Upson v. Badeau

3 Bradf. 13 | N.Y. Sur. Ct. | 1854

The Surrogate.

Upon the final accounting of the executor, an effort was made to charge him with the full amount of the consideration money named in a deed of some real estate belonging to the testator and sold by the executor under a power in the will. The property was sold for $2000, and there was a mortgage on the premises for $1,400, and it is urged that as the deed does not declare that the mortgage constituted part of the consideration, the executor, instead of being only charged the difference, should be held responsible for $2000. The clause in the executor’s deed simply declares an existing fact, that the property is subject to a mortgage, and the conveyance is made subject to it; but whether or not the mortgage is assumed by the grantee as part of the consideration mpney, or whether the statement of the consideration money includes the amount of the mortgage, is not expressed. The consideration is named at $2000, and that is not disputed, and the mortgage was for $1,400 and interest, and that is not *15disputed. I think the presumption is that the mortgage was allowed as part of the consideration money—that such is the inference to be drawn from the deed.

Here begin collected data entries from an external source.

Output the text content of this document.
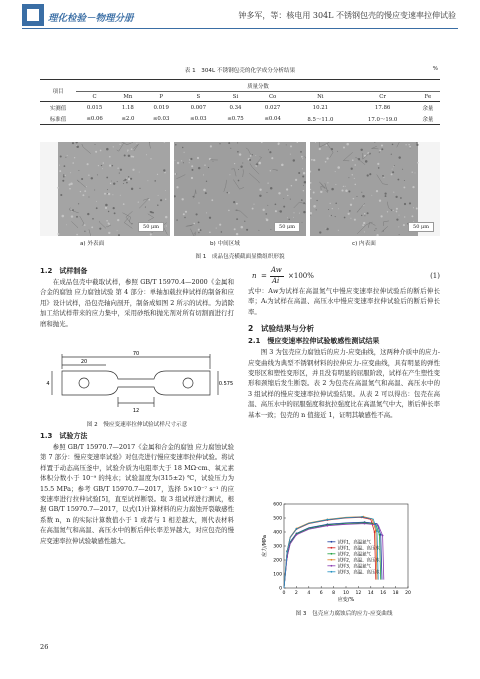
理化检验－物理分册	钟多军，等：核电用 304L 不锈钢包壳的慢应变速率拉伸试验
表 1　304L 不锈钢包壳的化学成分分析结果	%
项目	质量分数								
	C	Mn	P	S	Si	Co	Ni	Cr	Fe
实测值	0.015	1.18	0.019	0.007	0.34	0.027	10.21	17.86	余量
标准值	≤0.06	≤2.0	≤0.03	≤0.03	≤0.75	≤0.04	8.5～11.0	17.0～19.0	余量
50 μm	50 μm	50 μm
a) 外表面	b) 中间区域	c) 内表面
图 1　成品包壳横截面显微组织形貌
1.2　试样制备
在成品包壳中截取试样，参照 GB/T 15970.4—2000《金属和合金的腐蚀 应力腐蚀试验 第 4 部分：单轴加载拉伸试样的制备和应用》设计试样，沿包壳轴向剖开，制备成如图 2 所示的试样。为消除加工给试样带来的应力集中，采用砂纸和抛光剂对所有切割面进行打磨和抛光。
70
20
12
4	0.575
图 2　慢应变速率拉伸试验试样尺寸示意
1.3　试验方法
参照 GB/T 15970.7—2017《金属和合金的腐蚀 应力腐蚀试验 第 7 部分：慢应变速率试验》对包壳进行慢应变速率拉伸试验。将试样置于动态高压釜中，试验介质为电阻率大于 18 MΩ·cm、氧元素体积分数小于 10⁻⁹ 的纯水；试验温度为(315±2) ℃，试验压力为 15.5 MPa；参考 GB/T 15970.7—2017，选择 5×10⁻⁷ s⁻¹ 的应变速率进行拉伸试验[5]，直至试样断裂。取 3 组试样进行测试，根据 GB/T 15970.7—2017，以式(1)计算材料的应力腐蚀开裂敏感性系数 n，n 的实际计算数值小于 1 或者与 1 相差越大，则代表材料在高温氮气和高温、高压水中的断后伸长率差异越大，对应包壳的慢应变速率拉伸试验敏感性越大。
n =
Aw
Ai
×100%	(1)
式中：A𝑤为试样在高温氮气中慢应变速率拉伸试验后的断后伸长率；Aᵢ为试样在高温、高压水中慢应变速率拉伸试验后的断后伸长率。
2　试验结果与分析
2.1　慢应变速率拉伸试验敏感性测试结果
图 3 为包壳应力腐蚀后的应力-应变曲线，这两种介质中的应力-应变曲线为典型不锈钢材料的拉伸应力-应变曲线，具有明显的弹性变形区和塑性变形区，并且没有明显的屈服阶段，试样在产生塑性变形和颈缩后发生断裂。表 2 为包壳在高温氮气和高温、高压水中的 3 组试样的慢应变速率拉伸试验结果。从表 2 可以得出：包壳在高温、高压水中的屈服强度和抗拉强度比在高温氮气中大，断后伸长率基本一致；包壳的 n 值接近 1，证明其敏感性不高。
0 2 4 6 8 10 12 14 16 18 20
0
100
200
300
400
500
600
应变/%
应力/MPa	试样1，高温氮气
试样1，高温、高压水
试样2，高温氮气
试样2，高温、高压水
试样3，高温氮气
试样3，高温、高压水
图 3　包壳应力腐蚀后的应力-应变曲线
26
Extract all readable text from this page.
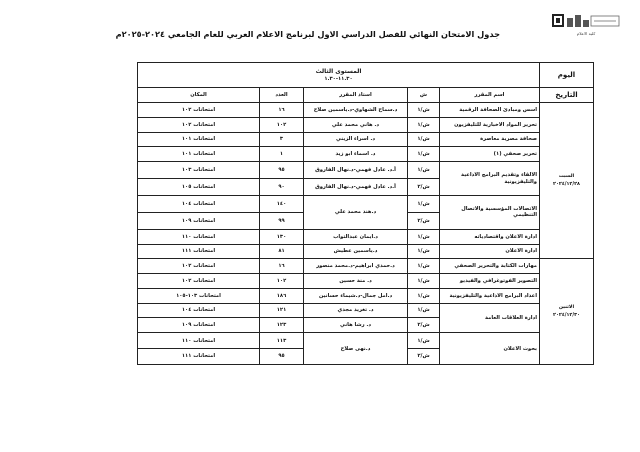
كلية الاعلام
جدول الامتحان النهائي للفصل الدراسي الاول لبرنامج الاعلام العربي للعام الجامعي ٢٠٢٤-٢٠٢٥م
اليوم	المستوى الثالث
١١.٣٠-١.٣٠				

التاريخ	اسم المقرر	ش	استاذ المقرر	العدد	المكان

السبت
٢٠٢٤/١٢/٢٨	اسس ومبادئ الصحافة الرقمية	ش/١	د.سماح الشهاوي-د.ياسمين صلاح	١٦	امتحانات ١٠٢
	تحرير المواد الاخبارية للتليفزيون	ش/١	د. هاني محمد علي	١٠٢	امتحانات ١٠٢
	صحافة مصرية معاصرة	ش/١	د. اسراء الزيني	٣	امتحانات ١٠١
	تحرير صحفي (١)	ش/١	د. اسماء ابو زيد	١	امتحانات ١٠١
	الالقاء وتقديم البرامج الاذاعية والتليفزيونية	ش/١	أ.د. عادل فهمي-د.نهال الفاروق	٩٥	امتحانات ١٠٣
		ش/٢	أ.د. عادل فهمي-د.نهال الفاروق	٩٠	امتحانات ١٠٥
	الاتصالات المؤسسية والاتصال التنظيمي	ش/١	د.هند محمد علي	١٤٠	امتحانات ١٠٤
		ش/٢		٩٩	امتحانات ١٠٩
	ادارة الاعلان واقتصادياته	ش/١	د.ايمان عبدالتواب	١٣٠	امتحانات ١١٠
	ادارة الاعلان	ش/١	د.ياسمين عطيش	٨١	امتحانات ١١١

الاثنين
٢٠٢٤/١٢/٣٠	مهارات الكتابة والتحرير الصحفي	ش/١	د.حمدي ابراهيم-د.محمد منصور	١٦	امتحانات ١٠٢
	التصوير الفوتوغرافي والفيديو	ش/١	د. منة حسين	١٠٢	امتحانات ١٠٢
	اعداد البرامج الاذاعية والتليفزيونية	ش/١	د.امل جمال-د.شيماء حسانين	١٨٦	امتحانات ١٠٣-١٠٥
	ادارة العلاقات العامة	ش/١	د. تغريد مجدي	١٢١	امتحانات ١٠٤
		ش/٢	د. رشا هاني	١٢٣	امتحانات ١٠٩
	بحوث الاعلان	ش/١	د.نهى صلاح	١١٣	امتحانات ١١٠
		ش/٢		٩٥	امتحانات ١١١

If this were not so, as the question is what was the property sold for, how much did the executor receive, and how much is he bound to account for, he has a right, when evidence is offered to prove that he received a certain sum, to show that the sum so charged was the whole value of the property, and was not in fact all received, but that certain deductions were made. I do not think that the statement in the deed as to the incumbrance expresses whether the amount of it was included in or excluded from the statement of the consideration money ; but if it did, I am of opinion it would still be competent for the executor to show the error, have the mistake corrected, and his liability restricted to the amount really received. (M’Crea vs. Purmort, 16 Wen., 460 ; 17 Mass., 249.) The question before me is, for what sum did the executor sell, and what sum did he receive. The deed proves he sold for $2000. This is not denied, but the executor claims to prove that he did not receive the $2000, in consequence of a mortgage to which the property was subject. He does prove this, and establishes that the property was not worth more than $2000; that it was sold for that sum, and the agreement was to pay the mortgage out of it; and yet it is sought, in face of all these facts, clearly proved, and indeed uncontroverted, to mulct the executor in the sum of $1,500, for a supposed mistake in the deed. I cannot assent to such a doctrine. In adjusting the accounts of executors, this court is governed by principles of equity as well as of law, and even attaching to the recital in the deed of conveyance the consequences the counsel for the legatees urges, it is at all times competent for the executor here, as in a court of equity, unimpeded by technical rules, to show the fairness of his dealings—the real nature of the transaction, and the amount for which he should, in fact, be held liable. Upon any other rule he might be made the victim of a mistake while acting as a trustee and honestly discharging his duty.